Mas, há golpe e golpe. O governo Bolsonaro e os generais seus acólitos jogam com os dois sentidos do termo. Ameaçam um golpe em um sentido, a tomada arbitrária do poder contra as regras do jogo democrático, enquanto aplicam um golpe em outro sentido, como tramoia, farsa, embuste, logro, fraude.

O golpe como engodo é uma obra-mestra de simulação e dissimulação. É preciso simular ser muito maior e mais ameaçador do que se é; a armação consiste em vender a possibilidade de golpe como um desejo da imensidão armada dos quartéis e não um truque de alguns militares de alta patente, que encontraram na simbiose com Bolsonaro uma maneira de enriquecer na velhice.

E, se você tem vivido dias de angústia com relação ao futuro da democracia, o golpe como fraude está funcionando. O medo que nos leva a esperar, temer ou tomar providências para evitar o golpe é parte do golpe.

Espera-se que o TSE ceda, novamente, ao temor de um golpe e coloque mais cavalos de Troia, com generais na barriga, para dentro do processo eleitoral. Pretende-se que o STF recue e pare de "esticar a corda", quer dizer, abstenha-se de impor freios constitucionais aos apetites absolutistas do bolsonarismo.

Deseja-se que os jornalistas continuem caindo na cilada de todo dia telefonar para as suas fontes armadas para repercutir declarações provenientes do Poder Judiciário ou do Legislativo, contribuindo para a representação fraudulenta de que os militares são um dos Poderes da República. Não o são.
Por fim, espera-se que ninguém se atreva a apurar se quem ruge, afinal, é rato ou leão.

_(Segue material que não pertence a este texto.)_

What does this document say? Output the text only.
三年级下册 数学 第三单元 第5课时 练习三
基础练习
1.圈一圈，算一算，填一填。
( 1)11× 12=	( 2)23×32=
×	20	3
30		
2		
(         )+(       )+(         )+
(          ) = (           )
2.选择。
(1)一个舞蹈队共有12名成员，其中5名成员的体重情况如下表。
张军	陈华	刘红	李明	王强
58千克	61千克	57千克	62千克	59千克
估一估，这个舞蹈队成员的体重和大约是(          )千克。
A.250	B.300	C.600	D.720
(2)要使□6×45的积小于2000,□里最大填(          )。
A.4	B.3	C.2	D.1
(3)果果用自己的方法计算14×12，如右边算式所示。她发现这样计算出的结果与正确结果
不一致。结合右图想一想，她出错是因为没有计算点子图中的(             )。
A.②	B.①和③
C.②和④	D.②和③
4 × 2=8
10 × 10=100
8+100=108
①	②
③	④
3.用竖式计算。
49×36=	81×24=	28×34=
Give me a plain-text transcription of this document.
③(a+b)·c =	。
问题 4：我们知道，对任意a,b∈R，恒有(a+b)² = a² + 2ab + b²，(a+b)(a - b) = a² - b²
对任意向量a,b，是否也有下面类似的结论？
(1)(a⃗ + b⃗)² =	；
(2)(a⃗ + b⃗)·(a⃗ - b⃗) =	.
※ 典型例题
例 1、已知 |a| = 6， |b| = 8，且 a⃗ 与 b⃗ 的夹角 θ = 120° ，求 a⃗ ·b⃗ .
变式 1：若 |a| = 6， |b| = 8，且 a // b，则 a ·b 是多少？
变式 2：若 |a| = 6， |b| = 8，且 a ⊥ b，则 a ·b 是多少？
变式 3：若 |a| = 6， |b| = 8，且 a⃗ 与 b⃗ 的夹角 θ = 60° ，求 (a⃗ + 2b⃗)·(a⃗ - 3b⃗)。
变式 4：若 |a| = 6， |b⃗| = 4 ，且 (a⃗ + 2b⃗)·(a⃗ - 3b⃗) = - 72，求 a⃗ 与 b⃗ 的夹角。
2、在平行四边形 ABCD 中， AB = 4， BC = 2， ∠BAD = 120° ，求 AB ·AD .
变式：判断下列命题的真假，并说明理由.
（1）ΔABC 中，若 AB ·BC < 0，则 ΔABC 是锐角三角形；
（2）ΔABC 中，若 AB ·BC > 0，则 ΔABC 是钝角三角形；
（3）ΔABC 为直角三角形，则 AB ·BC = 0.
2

O bolsonarismo é golpista desde a sua origem, e as eleições de 2018 foram o maior 171 da nossa curta e confusa história republicana. Pois não é que conseguiram arrancar um cheque em branco da maior parte dos eleitores válidos para dá-lo a um sujeito desprovido de qualquer qualidade republicana, a um velho político medíocre e patrimonialista do baixo clero nacional?

Pois não é que o elemento logrou convencer mais de 50 milhões de adultos de que, apesar desse currículo, não só seria capaz de conduzir o Brasil para fora das crises política e econômica que destruíam o país, como, ao mesmo tempo, iria acabar com a corrupção, com a violência urbana e com a política tradicional?

Tudo isso à base de falsificação de informações absurdas em escala industrial sobre os adversários e por meio do tráfico de histórias de complôs e conspirações que assombraram os incautos e disseminaram o pânico moral.

Mas, afinal, o golpe virá, ou é só mais uma das enganações de um movimento político que não existe sem fraude ou engodo? Os Bolsonaros estão apavorados ante a possibilidade de, uma vez fora do regime de privilégios que a Presidência da República dá ao chefe do clã, terem que encarar as consequências legais dos seus atos. Consequentemente, farão de tudo para que nem sequer as eleições tenham o poder de tirá-los de lá.

Só não haverá um golpe, como tomada violenta do poder, se não tiverem meios para tanto. Parte desses meios, contudo, é derivada das armações e truques de cena que enganam a vista e fazem com que os golpistas, nos dois sentidos, pareçam maiores do que são.